Ya, bukan sharing biasa sekedar memberi materi dan feedback, tapi lebih dari itu, sharing memancing ide dan jiwa
imajinasi yang bisa membuat para siswa agar lebih tak terkendali dalam
berkarya.
Rasanya ingin
sekaali tak kehabisan kata untuk menumpahkan rasa yang memenuhi jiwa. Entah itu
akhirnya berupa cerpen dan sejenisnya, atau puisi dan teman-temannya. Aku ingin
tak bisa berhenti menulis lagi.
(Sudah lebih dari
400 kata, kan? Oke, cukup sekian dan terima angpau)
13 comments:
Siip, terimakasih masukannya Dik. Ini untuk kelas fiksi ke depan ya. Maafkan kalian jadi bahan percobaan. Hiks hiks
Ini ya si anak bandel... hm...
Hahaha jangan berhenti dek kifa, ayo semangat
jewer jewer ...! hahaha ;D
Ayo ganbate!!! semoga selalu sehat ya Kak :)

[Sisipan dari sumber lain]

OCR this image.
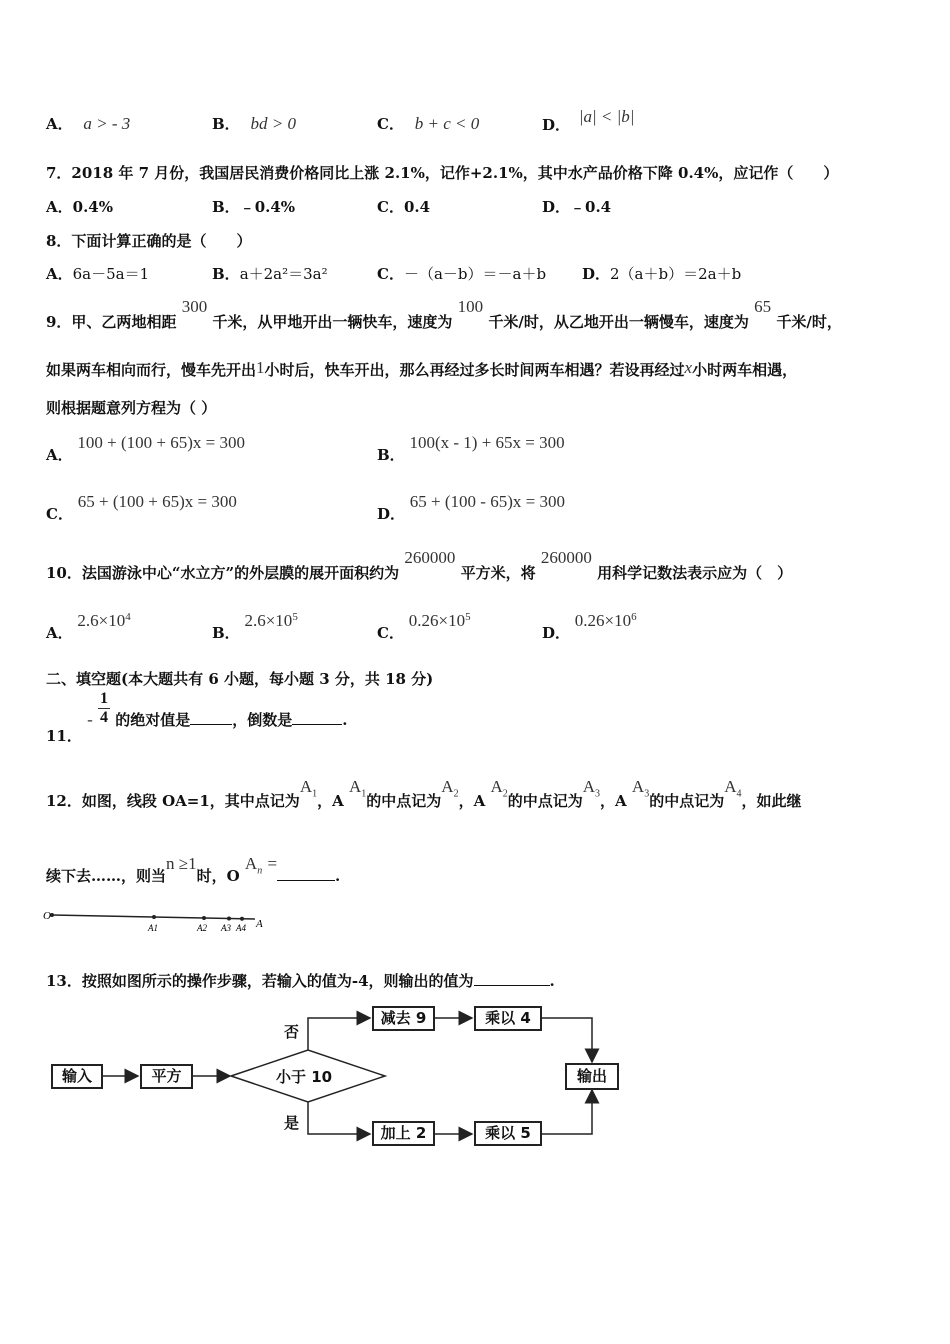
A． a > - 3	B． bd > 0	C． b + c < 0	D． |a| < |b|
7．2018 年 7 月份，我国居民消费价格同比上涨 2.1%，记作+2.1%，其中水产品价格下降 0.4%，应记作（　　）
A．0.4%	B．﹣0.4%	C．0.4	D．﹣0.4
8．下面计算正确的是（　　）
A．6a－5a＝1	B．a＋2a²＝3a²	C．－（a－b）＝－a＋b D．2（a＋b）＝2a＋b
9．甲、乙两地相距 300 千米，从甲地开出一辆快车，速度为 100 千米/时，从乙地开出一辆慢车，速度为 65 千米/时，
如果两车相向而行，慢车先开出1小时后，快车开出，那么再经过多长时间两车相遇？若设再经过x小时两车相遇，
则根据题意列方程为（ ）
A． 100 + (100 + 65)x = 300
B． 100(x - 1) + 65x = 300
C． 65 + (100 + 65)x = 300
D． 65 + (100 - 65)x = 300
10．法国游泳中心“水立方”的外层膜的展开面积约为 260000 平方米，将 260000 用科学记数法表示应为（　）
A． $2.6\times 10^4$
B． $2.6\times 10^5$
C． $0.26\times 10^5$
D． $0.26\times 10^6$
二、填空题(本大题共有 6 小题，每小题 3 分，共 18 分)
11． - $\frac{1}{4}$ 的绝对值是	，倒数是	.
12．如图，线段 OA=1，其中点记为$A_1$，A $A_1$的中点记为$A_2$，A $A_2$的中点记为$A_3$，A $A_3$的中点记为$A_4$，如此继
续下去……，则当n ≥1时，O $A_n$ =.
O
A
A1	A2 A3 A4
13．按照如图所示的操作步骤，若输入的值为-4，则输出的值为	.
输入	平方	小于 10
否
是
减去 9	乘以 4
加上 2	乘以 5
输出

Di eman" tenaganya mba kifa, hamasah nggh ✊✊
tjemoengoet eaa
Sukses utk semua urusan kaka Kifa.
Hayuklah kita mancing ide. Dari kesibukan kak Kifa itu banyak lho yg bisa dikembangin jadi tulisan. Cemungud! 😘
Semangaaaats mbak. Semoga lelahnya lillah 😘
😍
Semangat kak kifa, kutau kamu bisaaa💖💖
Semangat dek (sejujurnya itu motivasi buat saya juga, yg Krn kesibukan d kantor banyak tugas yg terlalaikan) tp sy syg banget dgn kelas ini sudah huhuhu
Kak kifa, aku baru tau kl harus 400 kata ya. Btw semangat kak.